Highlights of the Study
• Majority of 80% say that they would either opt for a lesser number of channels or switch to online streaming platforms or OTT platforms such as Netflix, Amazon Prime, etc.
• About 55% of the people who favor the new regulation say that it allows them to choose the channels that they want to watch and hence the cost per channel is not an issue to them.
• About 41% of the viewers claim that by the new regulation they get fewer channels for the same price they used to pay earlier, in short, the TV subscription charge has become expensive.
• About 4% of consumers are not even aware of this new regulation.
• Average monthly spend on cable/DTH connection in top metros is Rs. 350.
• In the top metros, more than 60% of homes in India have a DTH connection and 40% have a cable connection.
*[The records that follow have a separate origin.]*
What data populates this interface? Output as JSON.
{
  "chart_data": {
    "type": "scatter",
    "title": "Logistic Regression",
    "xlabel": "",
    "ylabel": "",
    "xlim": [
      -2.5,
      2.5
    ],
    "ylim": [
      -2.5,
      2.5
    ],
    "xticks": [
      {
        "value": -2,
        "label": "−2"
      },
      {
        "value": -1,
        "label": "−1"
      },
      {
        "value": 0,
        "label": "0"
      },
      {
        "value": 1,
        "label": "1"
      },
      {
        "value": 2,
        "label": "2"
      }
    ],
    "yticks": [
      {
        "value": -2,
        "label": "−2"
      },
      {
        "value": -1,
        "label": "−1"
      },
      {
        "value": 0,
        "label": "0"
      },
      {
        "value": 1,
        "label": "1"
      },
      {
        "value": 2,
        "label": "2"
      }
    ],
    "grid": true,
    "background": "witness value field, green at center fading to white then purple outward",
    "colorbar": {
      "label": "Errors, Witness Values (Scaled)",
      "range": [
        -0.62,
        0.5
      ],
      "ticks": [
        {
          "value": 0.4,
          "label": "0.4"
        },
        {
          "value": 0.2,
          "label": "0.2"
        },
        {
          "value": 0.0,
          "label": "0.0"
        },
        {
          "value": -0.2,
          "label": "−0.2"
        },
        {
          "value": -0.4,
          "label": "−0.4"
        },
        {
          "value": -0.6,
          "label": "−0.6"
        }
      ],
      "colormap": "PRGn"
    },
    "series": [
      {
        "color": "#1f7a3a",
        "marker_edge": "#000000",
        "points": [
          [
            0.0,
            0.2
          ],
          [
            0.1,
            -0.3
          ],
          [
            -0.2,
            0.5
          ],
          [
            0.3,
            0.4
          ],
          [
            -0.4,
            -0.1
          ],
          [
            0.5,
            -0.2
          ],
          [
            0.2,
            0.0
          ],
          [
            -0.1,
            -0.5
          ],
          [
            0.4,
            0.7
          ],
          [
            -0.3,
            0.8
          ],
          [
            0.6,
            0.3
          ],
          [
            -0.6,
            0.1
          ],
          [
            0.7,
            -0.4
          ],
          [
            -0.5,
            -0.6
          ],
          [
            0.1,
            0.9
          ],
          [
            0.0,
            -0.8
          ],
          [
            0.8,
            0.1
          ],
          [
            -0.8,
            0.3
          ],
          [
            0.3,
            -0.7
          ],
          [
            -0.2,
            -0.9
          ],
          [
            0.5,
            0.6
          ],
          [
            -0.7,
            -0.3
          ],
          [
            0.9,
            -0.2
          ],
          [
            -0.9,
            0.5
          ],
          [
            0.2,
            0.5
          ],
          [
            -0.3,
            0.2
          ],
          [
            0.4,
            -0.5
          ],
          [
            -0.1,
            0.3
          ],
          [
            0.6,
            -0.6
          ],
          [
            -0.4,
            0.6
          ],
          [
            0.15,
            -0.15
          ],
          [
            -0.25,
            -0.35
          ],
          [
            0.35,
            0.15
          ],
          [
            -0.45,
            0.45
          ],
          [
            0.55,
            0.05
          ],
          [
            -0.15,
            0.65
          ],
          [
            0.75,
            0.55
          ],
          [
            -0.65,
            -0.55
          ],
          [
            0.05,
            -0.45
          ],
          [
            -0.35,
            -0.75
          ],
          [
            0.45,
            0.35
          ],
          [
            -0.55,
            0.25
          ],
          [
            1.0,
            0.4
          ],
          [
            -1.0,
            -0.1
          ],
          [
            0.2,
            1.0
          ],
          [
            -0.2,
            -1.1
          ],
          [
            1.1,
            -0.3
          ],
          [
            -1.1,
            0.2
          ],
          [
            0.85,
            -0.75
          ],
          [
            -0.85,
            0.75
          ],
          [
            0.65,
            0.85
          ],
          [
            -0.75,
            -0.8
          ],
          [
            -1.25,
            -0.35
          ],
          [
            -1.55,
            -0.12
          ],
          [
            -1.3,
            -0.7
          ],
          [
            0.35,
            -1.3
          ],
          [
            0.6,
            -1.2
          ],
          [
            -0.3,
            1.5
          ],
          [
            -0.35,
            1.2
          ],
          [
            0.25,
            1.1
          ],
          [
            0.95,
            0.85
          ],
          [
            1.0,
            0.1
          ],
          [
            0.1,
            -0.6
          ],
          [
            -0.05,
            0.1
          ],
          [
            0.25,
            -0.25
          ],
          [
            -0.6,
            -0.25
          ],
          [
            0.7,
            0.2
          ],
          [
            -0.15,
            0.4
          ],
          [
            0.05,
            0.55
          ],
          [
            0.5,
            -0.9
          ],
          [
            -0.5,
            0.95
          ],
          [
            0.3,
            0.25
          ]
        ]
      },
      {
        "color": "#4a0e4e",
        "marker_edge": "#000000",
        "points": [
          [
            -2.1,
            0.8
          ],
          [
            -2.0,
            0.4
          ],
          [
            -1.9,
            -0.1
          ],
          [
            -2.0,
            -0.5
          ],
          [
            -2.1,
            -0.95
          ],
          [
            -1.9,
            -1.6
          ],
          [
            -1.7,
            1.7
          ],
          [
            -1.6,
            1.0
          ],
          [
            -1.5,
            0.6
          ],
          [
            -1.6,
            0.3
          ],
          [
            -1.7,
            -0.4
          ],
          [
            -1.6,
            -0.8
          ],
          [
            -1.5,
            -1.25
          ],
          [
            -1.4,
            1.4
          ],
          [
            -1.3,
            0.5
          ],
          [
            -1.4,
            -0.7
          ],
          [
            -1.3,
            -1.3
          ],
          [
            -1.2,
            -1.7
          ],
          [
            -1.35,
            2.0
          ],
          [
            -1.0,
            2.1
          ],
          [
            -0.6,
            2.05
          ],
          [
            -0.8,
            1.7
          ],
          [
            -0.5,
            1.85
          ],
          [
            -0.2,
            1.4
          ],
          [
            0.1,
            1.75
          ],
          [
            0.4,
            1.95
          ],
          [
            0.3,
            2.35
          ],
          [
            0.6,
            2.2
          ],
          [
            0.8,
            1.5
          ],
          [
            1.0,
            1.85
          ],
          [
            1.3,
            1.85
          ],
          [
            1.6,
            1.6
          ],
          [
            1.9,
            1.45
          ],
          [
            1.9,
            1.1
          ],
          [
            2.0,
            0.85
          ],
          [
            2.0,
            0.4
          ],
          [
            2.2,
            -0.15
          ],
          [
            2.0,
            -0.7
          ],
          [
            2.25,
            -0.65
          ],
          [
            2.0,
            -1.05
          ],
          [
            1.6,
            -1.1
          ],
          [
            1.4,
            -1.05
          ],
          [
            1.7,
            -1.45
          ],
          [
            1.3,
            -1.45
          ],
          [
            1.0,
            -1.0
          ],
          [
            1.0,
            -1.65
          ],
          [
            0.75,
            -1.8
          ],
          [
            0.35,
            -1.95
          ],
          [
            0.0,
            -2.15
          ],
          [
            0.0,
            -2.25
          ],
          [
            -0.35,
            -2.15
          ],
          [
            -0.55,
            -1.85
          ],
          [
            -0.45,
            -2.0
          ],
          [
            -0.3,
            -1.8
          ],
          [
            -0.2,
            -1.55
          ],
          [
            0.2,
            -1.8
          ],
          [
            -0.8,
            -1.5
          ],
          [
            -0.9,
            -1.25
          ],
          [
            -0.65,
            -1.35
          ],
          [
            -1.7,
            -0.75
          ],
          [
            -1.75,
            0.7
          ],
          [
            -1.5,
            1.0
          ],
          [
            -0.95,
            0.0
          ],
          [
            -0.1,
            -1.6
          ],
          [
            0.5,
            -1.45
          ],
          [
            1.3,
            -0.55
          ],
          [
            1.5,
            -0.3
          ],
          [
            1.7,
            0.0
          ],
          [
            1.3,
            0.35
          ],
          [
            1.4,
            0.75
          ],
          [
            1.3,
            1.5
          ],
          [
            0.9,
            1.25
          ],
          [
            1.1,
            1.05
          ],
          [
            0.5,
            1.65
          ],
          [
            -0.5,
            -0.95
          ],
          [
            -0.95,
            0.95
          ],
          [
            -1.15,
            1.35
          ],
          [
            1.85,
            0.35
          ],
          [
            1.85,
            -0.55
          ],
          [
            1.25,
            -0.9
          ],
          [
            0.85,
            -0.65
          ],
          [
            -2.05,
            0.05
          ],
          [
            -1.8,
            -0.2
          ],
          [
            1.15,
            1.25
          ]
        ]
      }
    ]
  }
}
• 54% of the viewers prefer to choose a package of channels bundled by the service provider; the remaining percentage are equally divided in the choice of paying a monthly minimum subscription cost and availing basic regional channels (Best fit plan) and paying for every channel as per the new TRAI rules.
• Average time spent on watching TV/Online videos in top Indian metros is 2 hours.
• About 60% of consumers have a broadband internet connection at home. Airtel dominates the broadband market in India.
• Average monthly spend on Cable/DTH connection in top Indian metros is Rs. 1000.
• More than 70% claim to watch Amazon Prime regularly (at least once a week), due to bundling offers with Amazon purchases and more Indian content, followed by Hotstar and Netflix.
• Netflix is known as a brand that has “Best original content.”
Velocity is a tech-savvy insights provider with a Global Presence, providing Proprietary Panels, Real web-based CATI, a Strong Field Force, Responsive Client Servicing capabilities and is armed with sophisticated Research Capabilities. Velocity is today one of the youngest and highly tech-oriented research companies globally. In a world where unstructured data is flowing in all directions, understanding distinctive consumer behavior towards brands is getting tougher and tougher. The company while being a part of Cross Marketing Inc. Tokyo has some of the finest brains in the industry along with the best available technology platforms to deliver world-class research solutions to clients. The integration of technology coupled with high-quality data imparts speed, hence providing a ‘Quick turnaround time’ in collating, analyzing and interpreting research data.